119. Ancak Rabbinin merhamet buyurduğu kimseler müstesnâ. Zâten onları bunun için (rahmete ehil olanları rahmet, ihtilâfa ehil olanları ihtilâf için) yarattı. Böylece Rabbinin, 'Celâlim hakkı için, Cehennemi bütün cinlerden ve insanlardan dolduracağım!' sözü tamâm oldu.
120. (Ey Resûlüm!) Peygamberlerin haberlerinden, kendisi ile senin kalbini takviye edeceğimiz herşeyi sana anlatıyoruz. Bunda (bu sûrede) de sana hak ve mü’minlere bir nasîhat ve bir ihtar geldi.
121. O hâlde, îmân etmeyenlere de ki: 'Elinizden geleni yapın! Şübhesiz biz de (öyle)yapanlarız.'
122. 'Ve (siz bizim âkıbetimizi) bekleyin; doğrusu biz de (sizin âkıbetinizi)bekleyenleriz.'
123. Hâlbuki göklerin ve yerin gaybı Allah’a âiddir ve bütün işler hep O’na döndürülür; öyle ise O’na ibâdet et ve O’na tevekkül et! Çünki Rabbin, yapmakta olduklarınızdan gafil değildir.

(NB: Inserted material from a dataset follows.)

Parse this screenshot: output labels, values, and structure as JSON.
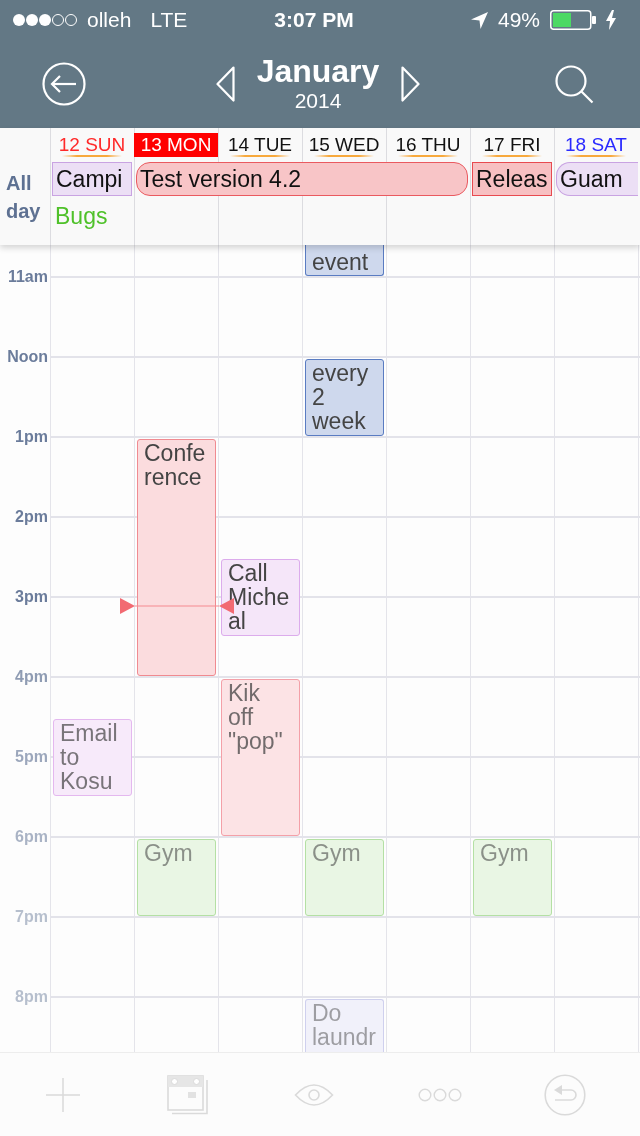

1. Elif, Lâm, Râ. Bunlar, apaçık Kitâb’ın âyetleridir.
2. Şübhesiz ki biz onu, anlayasınız diye, Arabca bir Kur’ân olarak indirdik.
3. Biz, bu Kur’ân’ı sana vahyetmekle, sana kıssaların en güzelini anlatıyoruz. Elbette(sen) ondan önce (bunlardan) habersiz olanlardan idin.
4. Bir zaman Yûsuf babasına: 'Ey Babacığım! Doğrusu ben (rüyâmda) on bir yıldızla güneşi ve ayı gördüm; (hem) gördüm ki onlar bana secde eden kimselerdir' demişti.